Berikut ini adalah outline cerpen yang berjudul "Biarkan Waktu yang Bicara".
1. Tema pada cerpen, mengupas pada masalah yang relatif sederhana. Pada cerpen ini, penulis membuat cerpen dengan tema "IBU".
2. Latar yang dilukiskan pada cerpen hanya sebentar dan sangat relatif. Latar terbagi pada beberapa bagian, yaitu latar tempat, latar suasana, dan latar waktu.
2.1 Latar tempat menjelaskan beberapa tempat kejadian cerita. Pada cerpen "Biarkan Waktu yang Bicara", penulis membuat latar tempatnya di Rumah Faisal, Rumah Chessy, Panti Asuhan, Kantor Bapak Hadi.
2.2 Latar Suasana berkaitan dengan perasaan atau suasana kejadian peristiwa dalam cerpen itu terjadi. Contoh latar suasana yang menggambarkan cerita berjudul "Biarkan Waktu yang Bicara bisa dibaca ulasan berikut ini.
a. Sedih : Ada rasa marah ketika ia membutuhkan kasih sayang dari kedua orang tuanya, sedangkan mereka justru hanya memberikan kasih sayang berupa uang bukan perhatian. Hati berontak kala melihat teman-temannya menceritakan kebersamaan bersama keluarga, sedangkan ia hanya bisa tersenyum tipis mendengarnya.
b. Haru : Suatu ketika, ada sosok wanita yang bisa menyatukan Faisal dengan kedua orang tuanya. Kedua orang tua Faisal merasa bersalah, hanya karena mengejar materi—mereka sampai menukar kasih sayang dengan uang. Mereka pikir uang bisa membuat anaknya bahagia, hingga anaknya tidak pernah merasakan kekurangan. Nyatanya semua itu salah, justru uang membuat Faisal menjadi sosok yang pemarah dan keras kepala.
c. Bahagia : Akhirnya hubungan Faisal dengan kedua orang tuanya menjadi harmonis. Di sela kesibukan orang tua Faisal, selalu disempatkan untuk berkumpul dengan anak semata wayangnya itu. Seperti namanya, Chessy memberikan kedamaian di dalam keluarga Faisal.
2.3 Latar Waktu berkaitan dengan kapan peristiwa dalam cerpen terjadi.
Pagi : merasakan konflik batin kala mendengar cerita teman-temannya.
Siang : pertemuan Faisal dengan Chessy.
Malam : makan malam keluarga yang membuat Faisal merasa bahagia.
3. Alur dalam cerpen dibuat lebih sederhana dengan ruang gerak yang sempit dan terbatas. Seperti contoh cerpen berjudul 'Biarkan Waktu yang Bicara', penulis membuat alur 'maju'.

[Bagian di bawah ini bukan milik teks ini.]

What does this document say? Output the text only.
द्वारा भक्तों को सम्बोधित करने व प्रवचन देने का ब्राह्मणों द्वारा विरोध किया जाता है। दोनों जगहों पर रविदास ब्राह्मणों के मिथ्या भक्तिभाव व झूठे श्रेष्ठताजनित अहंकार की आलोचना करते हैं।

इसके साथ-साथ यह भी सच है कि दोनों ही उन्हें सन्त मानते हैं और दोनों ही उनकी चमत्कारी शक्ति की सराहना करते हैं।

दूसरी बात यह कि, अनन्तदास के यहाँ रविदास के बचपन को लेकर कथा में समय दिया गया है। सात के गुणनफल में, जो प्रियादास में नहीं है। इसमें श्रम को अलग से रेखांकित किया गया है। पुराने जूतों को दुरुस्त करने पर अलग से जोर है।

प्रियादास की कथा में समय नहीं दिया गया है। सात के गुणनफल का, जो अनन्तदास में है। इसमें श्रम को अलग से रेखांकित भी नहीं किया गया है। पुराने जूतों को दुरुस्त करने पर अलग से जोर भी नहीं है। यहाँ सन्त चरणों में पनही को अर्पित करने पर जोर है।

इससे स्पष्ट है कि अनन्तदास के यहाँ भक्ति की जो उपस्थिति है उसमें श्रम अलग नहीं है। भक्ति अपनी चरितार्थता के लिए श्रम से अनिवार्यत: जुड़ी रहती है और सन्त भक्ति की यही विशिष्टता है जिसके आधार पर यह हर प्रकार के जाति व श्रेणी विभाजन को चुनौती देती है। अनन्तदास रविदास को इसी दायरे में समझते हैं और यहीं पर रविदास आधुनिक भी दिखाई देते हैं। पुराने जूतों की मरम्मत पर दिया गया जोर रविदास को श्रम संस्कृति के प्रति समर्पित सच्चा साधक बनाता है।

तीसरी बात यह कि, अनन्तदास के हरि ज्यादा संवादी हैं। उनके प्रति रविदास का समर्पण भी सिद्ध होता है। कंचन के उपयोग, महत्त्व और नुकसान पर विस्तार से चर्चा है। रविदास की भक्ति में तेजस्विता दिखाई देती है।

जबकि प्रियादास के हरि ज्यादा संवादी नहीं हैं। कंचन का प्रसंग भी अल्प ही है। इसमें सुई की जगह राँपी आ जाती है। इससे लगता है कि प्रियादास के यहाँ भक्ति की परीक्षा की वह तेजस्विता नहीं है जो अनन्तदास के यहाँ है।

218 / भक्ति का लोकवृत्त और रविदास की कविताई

4. Tokoh yang dimunculkan pada cerpen, hanya beberapa orang saja. Jalan cerita yang dibangun pelaku juga sangat singkat. Dalam cerpen berjudul 'Biarkan Waktu yang Bicara', tidak ada tokoh antagonis karena hanya ada konflik batin yang dialami oleh tokoh utama.
a. Faisal : Protagonis
b. Chessy : Tirtagonis
c. Orang Tua Faisal : Protagonis (Pak Hadi dan Bu Hafizhah)
5. Penokohan atau perwatakan pada cerpen diungkapkan singkat, jelas, dan langsung terarah.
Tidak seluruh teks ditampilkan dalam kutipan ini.